Japan is considering allowing more foreigners to work in the manufacturing industry under a new system aimed at opening the country's labor market to blue-collar workers from abroad, government sources said Friday.

The idea has emerged as the government is devising a new residential status to accept more foreign workers in Japan amid the shrinking working-age population. The government is aiming to start operating the new system in April 2019.

The system was initially supposed to cover five industries -- agriculture, construction, lodging, nursing and shipbuilding -- but the sources said small businesses engaging in metal processing may be added to the list as they are also facing a serious labor shortage.

The government is also looking to expand the scope to include other manufacturers as well as the fisheries and food-processing industries, according to the sources.

The Economy, Trade and Industry Ministry plans to listen to the views of industry groups to work out further details, they said.

Japan, known for its strict immigration policy, has so far accepted only highly skilled workers, such as researchers and interpreters.

But many foreigners are working part-time at restaurants and convenience stores with the residential status of "student." Some laborers in the construction and manufacturing industries are foreigners who have received the status of "technical interns" under a training program for those from developing countries.

The government plans to give the new residential status to foreigners who pass examinations on their proficiency in the relevant field and Japanese language.

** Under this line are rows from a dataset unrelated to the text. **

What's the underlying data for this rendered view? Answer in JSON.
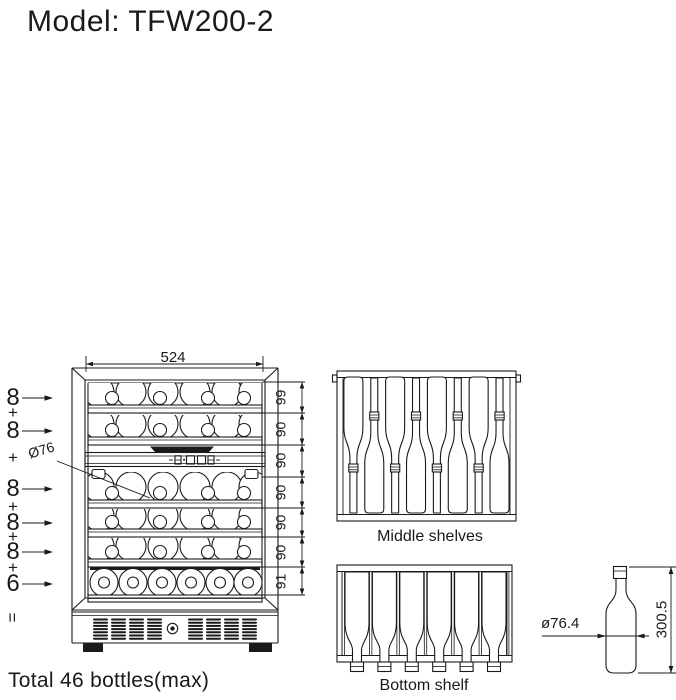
{
  "title": "Model: TFW200-2",
  "front_view": {
    "width_dim": "524",
    "height_dims": [
      "99",
      "90",
      "90",
      "90",
      "90",
      "90",
      "91"
    ],
    "bottle_dia_callout": "Ø76",
    "counts": {
      "rows": [
        "8",
        "8",
        "8",
        "8",
        "8",
        "6"
      ],
      "plus": "+",
      "equals": "="
    }
  },
  "middle_shelves": {
    "caption": "Middle shelves"
  },
  "bottom_shelf": {
    "caption": "Bottom shelf"
  },
  "bottle_detail": {
    "diameter": "ø76.4",
    "height": "300.5"
  },
  "footer": {
    "total": "Total 46 bottles(max)"
  },
  "colors": {
    "ink": "#1a1a1a",
    "paper": "#ffffff"
  }
}
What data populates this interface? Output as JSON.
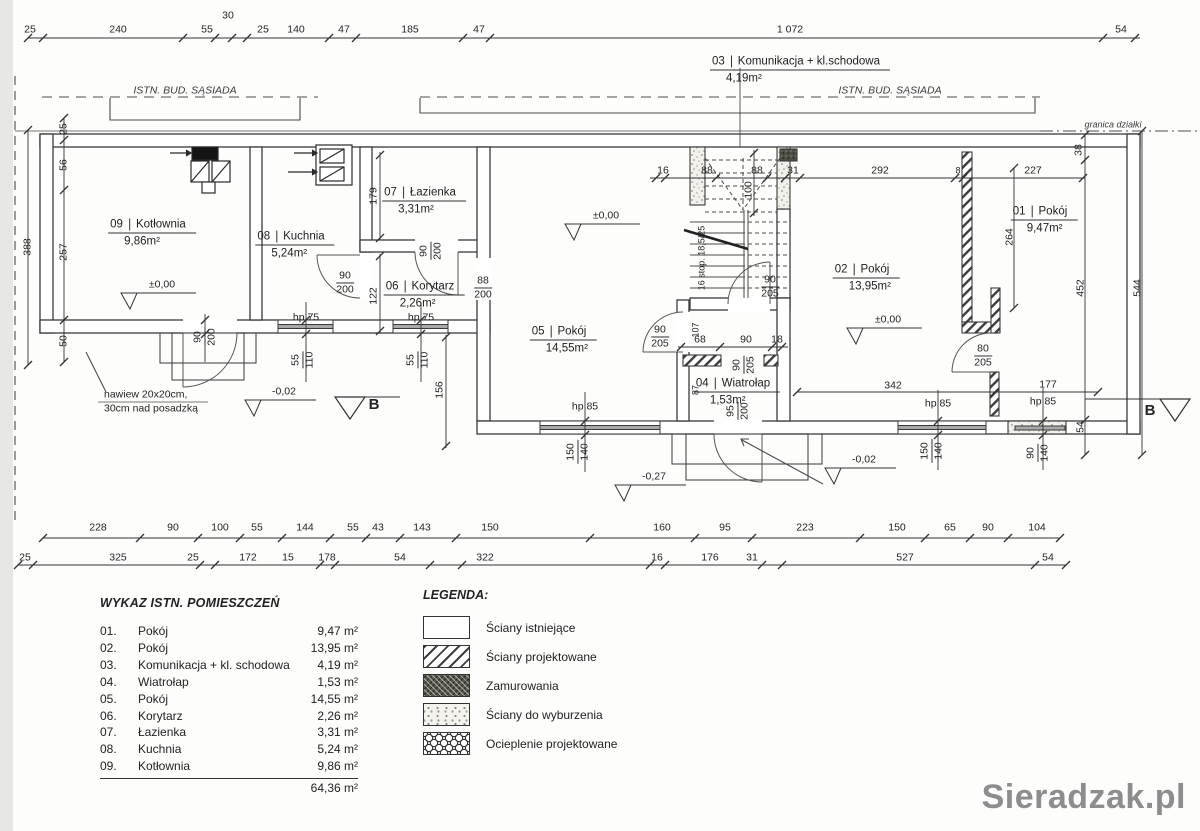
{
  "plan": {
    "labels": {
      "neighbor_left": "ISTN. BUD. SĄSIADA",
      "neighbor_right": "ISTN. BUD. SĄSIADA",
      "boundary": "granica działki",
      "vent_note_1": "nawiew 20x20cm,",
      "vent_note_2": "30cm nad posadzką",
      "stairs_note": "16 stop. 18,5/25",
      "section": "B",
      "level_zero": "±0,00",
      "level_m02": "-0,02",
      "level_m27": "-0,27"
    },
    "rooms": [
      {
        "no": "01",
        "name": "Pokój",
        "area": "9,47m²"
      },
      {
        "no": "02",
        "name": "Pokój",
        "area": "13,95m²"
      },
      {
        "no": "03",
        "name": "Komunikacja + kl.schodowa",
        "area": "4,19m²"
      },
      {
        "no": "04",
        "name": "Wiatrołap",
        "area": "1,53m²"
      },
      {
        "no": "05",
        "name": "Pokój",
        "area": "14,55m²"
      },
      {
        "no": "06",
        "name": "Korytarz",
        "area": "2,26m²"
      },
      {
        "no": "07",
        "name": "Łazienka",
        "area": "3,31m²"
      },
      {
        "no": "08",
        "name": "Kuchnia",
        "area": "5,24m²"
      },
      {
        "no": "09",
        "name": "Kotłownia",
        "area": "9,86m²"
      }
    ],
    "dims": {
      "top": [
        "25",
        "240",
        "55",
        "30",
        "25",
        "140",
        "47",
        "185",
        "47",
        "1 072",
        "54"
      ],
      "bottom1": [
        "228",
        "90",
        "100",
        "55",
        "144",
        "55",
        "43",
        "143",
        "150",
        "160",
        "95",
        "223",
        "150",
        "65",
        "90",
        "104"
      ],
      "bottom2": [
        "25",
        "325",
        "25",
        "172",
        "15",
        "178",
        "54",
        "322",
        "16",
        "176",
        "31",
        "527",
        "54"
      ],
      "left": [
        "388",
        "25",
        "56",
        "257",
        "50"
      ],
      "right": [
        "38",
        "264",
        "452",
        "544",
        "54"
      ],
      "stair": [
        "16",
        "88",
        "88",
        "31",
        "100"
      ],
      "right_top": [
        "292",
        "8",
        "227"
      ],
      "inner": [
        "68",
        "90",
        "18",
        "342",
        "177",
        "179",
        "122",
        "156",
        "107",
        "87"
      ]
    },
    "openings": {
      "fracs": [
        {
          "num": "90",
          "den": "200"
        },
        {
          "num": "88",
          "den": "200"
        },
        {
          "num": "90",
          "den": "205"
        },
        {
          "num": "90",
          "den": "205"
        },
        {
          "num": "80",
          "den": "205"
        },
        {
          "num": "90",
          "den": "200"
        },
        {
          "num": "90",
          "den": "200"
        },
        {
          "num": "90",
          "den": "205"
        },
        {
          "num": "95",
          "den": "200"
        },
        {
          "num": "55",
          "den": "110"
        },
        {
          "num": "55",
          "den": "110"
        },
        {
          "num": "150",
          "den": "140"
        },
        {
          "num": "150",
          "den": "140"
        },
        {
          "num": "90",
          "den": "140"
        }
      ],
      "sills": [
        "hp 75",
        "hp 75",
        "hp 85",
        "hp 85",
        "hp 85"
      ]
    }
  },
  "schedule": {
    "title": "WYKAZ ISTN. POMIESZCZEŃ",
    "rows": [
      {
        "no": "01.",
        "name": "Pokój",
        "area": "9,47 m²"
      },
      {
        "no": "02.",
        "name": "Pokój",
        "area": "13,95 m²"
      },
      {
        "no": "03.",
        "name": "Komunikacja + kl. schodowa",
        "area": "4,19 m²"
      },
      {
        "no": "04.",
        "name": "Wiatrołap",
        "area": "1,53 m²"
      },
      {
        "no": "05.",
        "name": "Pokój",
        "area": "14,55 m²"
      },
      {
        "no": "06.",
        "name": "Korytarz",
        "area": "2,26 m²"
      },
      {
        "no": "07.",
        "name": "Łazienka",
        "area": "3,31 m²"
      },
      {
        "no": "08.",
        "name": "Kuchnia",
        "area": "5,24 m²"
      },
      {
        "no": "09.",
        "name": "Kotłownia",
        "area": "9,86 m²"
      }
    ],
    "total": "64,36 m²"
  },
  "legend": {
    "title": "LEGENDA:",
    "items": [
      {
        "label": "Ściany istniejące"
      },
      {
        "label": "Ściany projektowane"
      },
      {
        "label": "Zamurowania"
      },
      {
        "label": "Ściany do wyburzenia"
      },
      {
        "label": "Ocieplenie projektowane"
      }
    ]
  },
  "watermark": "Sieradzak.pl"
}
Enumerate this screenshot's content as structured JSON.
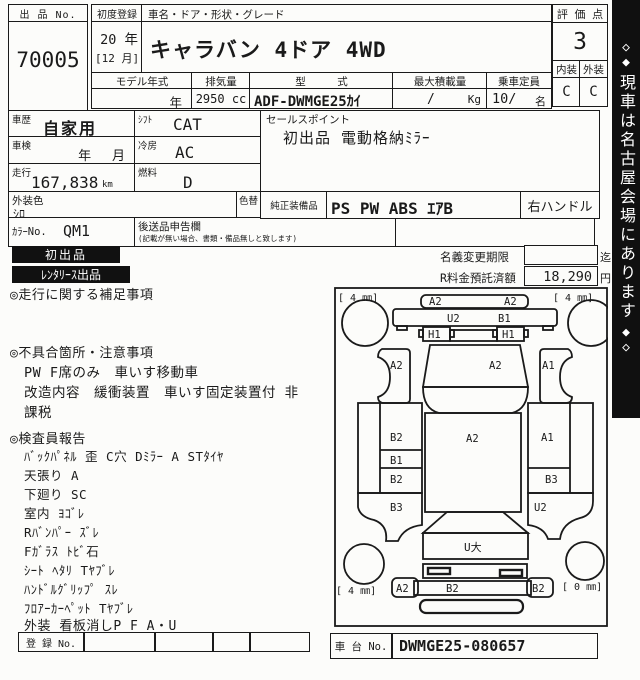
{
  "header": {
    "lot_no_label": "出 品 No.",
    "lot_no": "70005",
    "first_reg_label": "初度登録",
    "first_reg_year": "20 年",
    "first_reg_month": "[12 月]",
    "car_name_label": "車名・ドア・形状・グレード",
    "car_name": "キャラバン 4ドア  4WD",
    "model_year_label": "モデル年式",
    "model_year_value": "年",
    "displacement_label": "排気量",
    "displacement_value": "2950 cc",
    "model_code_label": "型　　　式",
    "model_code_value": "ADF-DWMGE25ｶｲ",
    "max_load_label": "最大積載量",
    "max_load_value": "/",
    "max_load_unit": "Kg",
    "capacity_label": "乗車定員",
    "capacity_value": "10/",
    "capacity_unit": "名",
    "score_label": "評 価 点",
    "score_value": "3",
    "interior_label": "内装",
    "exterior_label": "外装",
    "interior_grade": "C",
    "exterior_grade": "C"
  },
  "details": {
    "history_label": "車歴",
    "history_value": "自家用",
    "shift_label": "ｼﾌﾄ",
    "shift_value": "CAT",
    "inspection_label": "車検",
    "inspection_value": "年　 月",
    "ac_label": "冷房",
    "ac_value": "AC",
    "mileage_label": "走行",
    "mileage_value": "167,838",
    "mileage_unit": "km",
    "fuel_label": "燃料",
    "fuel_value": "D",
    "ext_color_label": "外装色",
    "ext_color_value": "ｼﾛ",
    "color_change_label": "色替",
    "color_no_label": "ｶﾗｰNo.",
    "color_no_value": "QM1",
    "later_goods_label": "後送品申告欄",
    "later_goods_note": "(記載が無い場合、書類・備品無しと致します)",
    "sales_point_label": "セールスポイント",
    "sales_point_value": "初出品  電動格納ﾐﾗｰ",
    "equipment_label": "純正装備品",
    "equipment_value": "PS PW ABS ｴｱB",
    "handle_value": "右ハンドル"
  },
  "badges": {
    "first": "初出品",
    "rental": "ﾚﾝﾀﾘｰｽ出品"
  },
  "fees": {
    "name_change_label": "名義変更期限",
    "name_change_value": "",
    "name_change_unit": "迄",
    "recycle_label": "R料金預託済額",
    "recycle_value": "18,290",
    "recycle_unit": "円"
  },
  "notes": {
    "mileage_note_title": "◎走行に関する補足事項",
    "defects_title": "◎不具合箇所・注意事項",
    "defects_lines": [
      "PW F席のみ　車いす移動車",
      "改造内容　緩衝装置　車いす固定装置付 非",
      "課税"
    ],
    "inspector_title": "◎検査員報告",
    "inspector_lines": [
      "ﾊﾞｯｸﾊﾟﾈﾙ 歪 C穴  Dﾐﾗｰ A  STﾀｲﾔ",
      "天張り A",
      "下廻り SC",
      "室内 ﾖｺﾞﾚ",
      "Rﾊﾞﾝﾊﾟｰ ｽﾞﾚ",
      "Fｶﾞﾗｽ ﾄﾋﾞ石",
      "ｼｰﾄ ﾍﾀﾘ Tﾔﾌﾞﾚ",
      "ﾊﾝﾄﾞﾙｸﾞﾘｯﾌﾟ ｽﾚ",
      "ﾌﾛｱｰｶｰﾍﾟｯﾄ Tﾔﾌﾞﾚ",
      "外装 看板消しP F A・U"
    ]
  },
  "footer": {
    "reg_no_label": "登 録 No.",
    "chassis_label": "車 台 No.",
    "chassis_value": "DWMGE25-080657"
  },
  "sidebar": {
    "diamond_hollow": "◇",
    "diamond_filled": "◆",
    "text": "現車は名古屋会場にあります"
  },
  "diagram": {
    "tire_front_left": "[ 4 ㎜]",
    "tire_front_right": "[ 4 ㎜]",
    "tire_rear_left": "[ 4 ㎜]",
    "tire_rear_right": "[ 0 ㎜]",
    "front_bumper_left": "A2",
    "front_bumper_right": "A2",
    "front_panel_left": "U2",
    "front_panel_right": "B1",
    "headlight_left": "H1",
    "headlight_right": "H1",
    "fender_left": "A2",
    "windshield": "A2",
    "fender_right": "A1",
    "side_left_1": "B2",
    "side_left_2": "B1",
    "side_left_3": "B2",
    "quarter_left": "B3",
    "roof": "A2",
    "side_right_1": "A1",
    "side_right_2": "B3",
    "quarter_right": "U2",
    "tailgate": "U大",
    "rear_bumper_left": "A2",
    "rear_bumper_center": "B2",
    "rear_bumper_right": "B2"
  }
}
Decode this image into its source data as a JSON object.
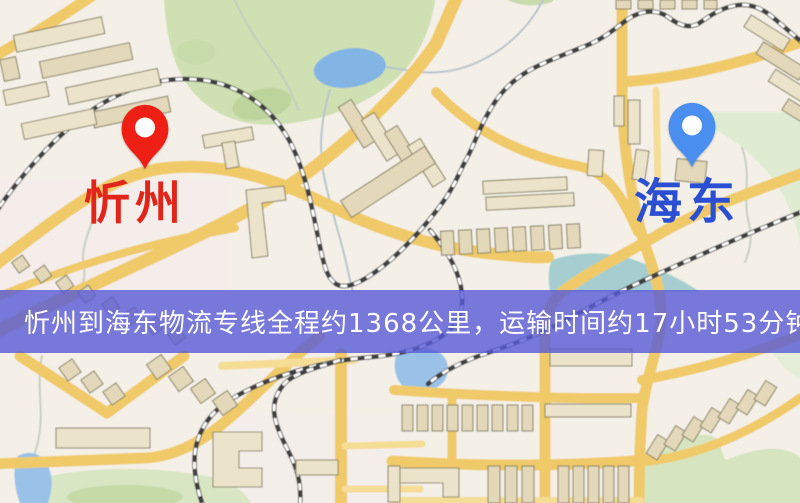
{
  "app": {
    "type": "logistics-route-map",
    "title": "忻州到海东物流专线地图"
  },
  "markers": {
    "origin": {
      "label": "忻州",
      "icon": "location-pin-icon",
      "pin_color": "#ee2015",
      "label_color": "#e1251b"
    },
    "destination": {
      "label": "海东",
      "icon": "location-pin-icon",
      "pin_color": "#4a8ef0",
      "label_color": "#2b4fd2"
    }
  },
  "banner": {
    "text": "忻州到海东物流专线全程约1368公里，运输时间约17小时53分钟.",
    "origin": "忻州",
    "destination": "海东",
    "distance_km": "1368",
    "duration": "17小时53分钟",
    "background_color": "#585ad6",
    "text_color": "#ffffff"
  },
  "map_style": {
    "background": "#f4f0e8",
    "road_color": "#f0ca68",
    "park_color": "#cfe0b2",
    "water_color": "#82b4e4",
    "building_color": "#ece4ca",
    "railway_color": "#3f3f3f"
  }
}
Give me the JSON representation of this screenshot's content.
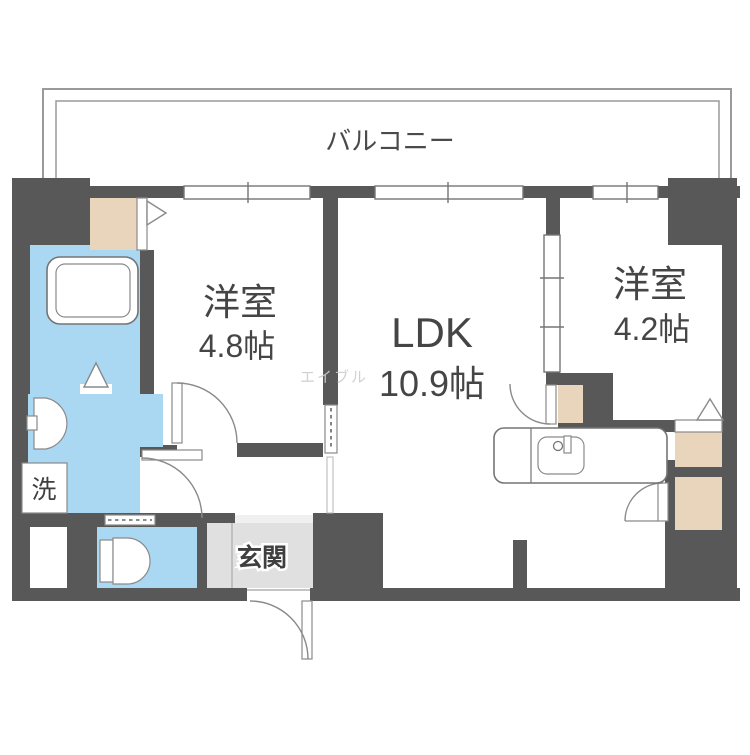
{
  "floorplan": {
    "balcony": {
      "label": "バルコニー"
    },
    "rooms": {
      "west_room": {
        "name": "洋室",
        "size": "4.8帖"
      },
      "ldk": {
        "name": "LDK",
        "size": "10.9帖"
      },
      "east_room": {
        "name": "洋室",
        "size": "4.2帖"
      },
      "entrance": {
        "label": "玄関"
      },
      "laundry": {
        "label": "洗"
      }
    },
    "watermark": "エイブル",
    "colors": {
      "wall": "#585858",
      "wet_area_floor": "#aad7f2",
      "closet": "#e9d5bb",
      "entrance_floor": "#e0e0e0"
    }
  }
}
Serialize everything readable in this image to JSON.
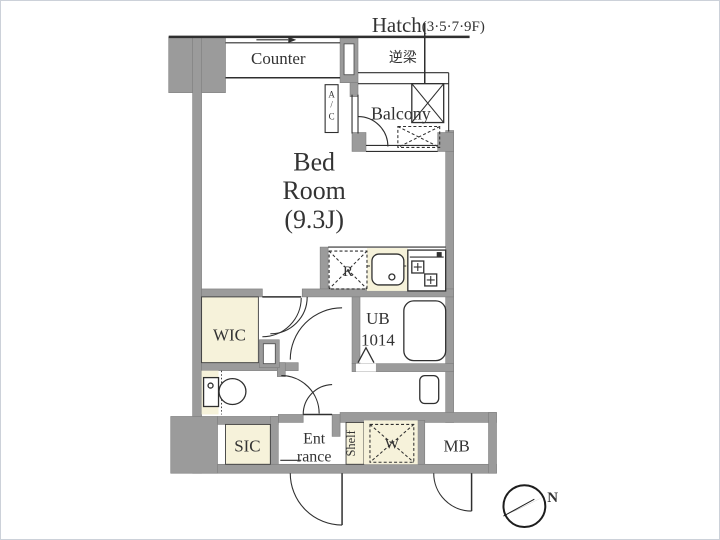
{
  "colors": {
    "wall": "#9b9b9b",
    "line": "#2f2f2f",
    "cream": "#f6f2da",
    "text": "#333333",
    "background": "#ffffff",
    "border": "#ccd1d9"
  },
  "annotations": {
    "hatch": "Hatch",
    "hatch_floors": "(3·5·7·9F)",
    "reverse_beam": "逆梁",
    "north": "N"
  },
  "rooms": {
    "bedroom": {
      "line1": "Bed",
      "line2": "Room",
      "line3": "(9.3J)"
    },
    "balcony": {
      "label": "Balcony"
    },
    "wic": {
      "label": "WIC"
    },
    "unit_bath": {
      "line1": "UB",
      "line2": "1014"
    },
    "entrance": {
      "line1": "Ent",
      "line2": "rance"
    },
    "sic": {
      "label": "SIC"
    },
    "meter_box": {
      "label": "MB"
    }
  },
  "fixtures": {
    "counter": {
      "label": "Counter"
    },
    "air_conditioner": {
      "char1": "A",
      "char2": "/",
      "char3": "C"
    },
    "refrigerator": {
      "label": "R"
    },
    "washing_machine": {
      "label": "W"
    },
    "shelf": {
      "label": "Shelf"
    }
  }
}
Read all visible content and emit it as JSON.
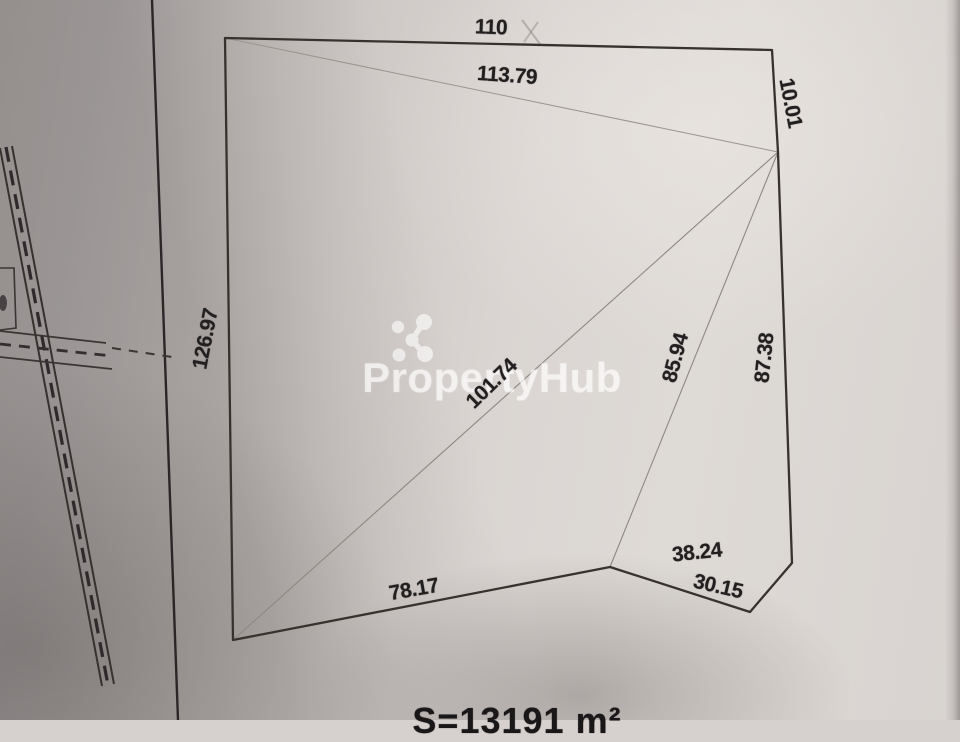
{
  "watermark": {
    "brand": "PropertyHub",
    "logo": "molecule-dots-icon"
  },
  "survey": {
    "area_text": "S=13191 m²",
    "measurements": {
      "top_side": "110",
      "top_diagonal": "113.79",
      "right_top_side": "10.01",
      "left_side": "126.97",
      "main_diagonal": "101.74",
      "inner_diagonal": "85.94",
      "right_side": "87.38",
      "bottom_side": "78.17",
      "bottom_right_side": "38.24",
      "bottom_notch_side": "30.15"
    },
    "geometry": {
      "plot_outline": "225,38 772,50 778,152 792,563 750,612 610,567 233,640",
      "diagonal_top": "225,38 778,152",
      "diagonal_main": "778,152 233,640",
      "diagonal_inner": "778,152 610,567",
      "frame_line": "152,0 178,720",
      "road_main_left": "0,148 102,686",
      "road_main_right": "12,146 114,684",
      "road_main_center": "6,147 108,685",
      "road_cross_top": "0,331 106,343",
      "road_cross_bottom": "0,357 112,369",
      "road_cross_center": "0,344 112,356",
      "road_cross_dashes": "112,348 172,357",
      "edge_box": "0,268 14,268 16,328 0,330",
      "pencil_mark_1": "522,20 540,44",
      "pencil_mark_2": "538,22 524,42"
    },
    "colors": {
      "ink": "#38322f",
      "faint_pencil": "#8e8884",
      "paper_light": "#dedad6",
      "paper_shadow": "#a8a3a1",
      "watermark_white": "#ffffff"
    }
  }
}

With concerns lingering that the new system may lead to an influx of immigrants, the government said in June when it decided to create the new system that it plans to set a five-year limit for the stay and will basically bar foreign workers from bringing family members with them.

Foreigners who have stayed in Japan under the country's technical training program will be exempted from the examinations and can extend their stay to 10 years from the current maximum five years.

The number of foreigners working in Japan reached a record 1.28 million as of last October, according to the Health, Labor and Welfare Ministry.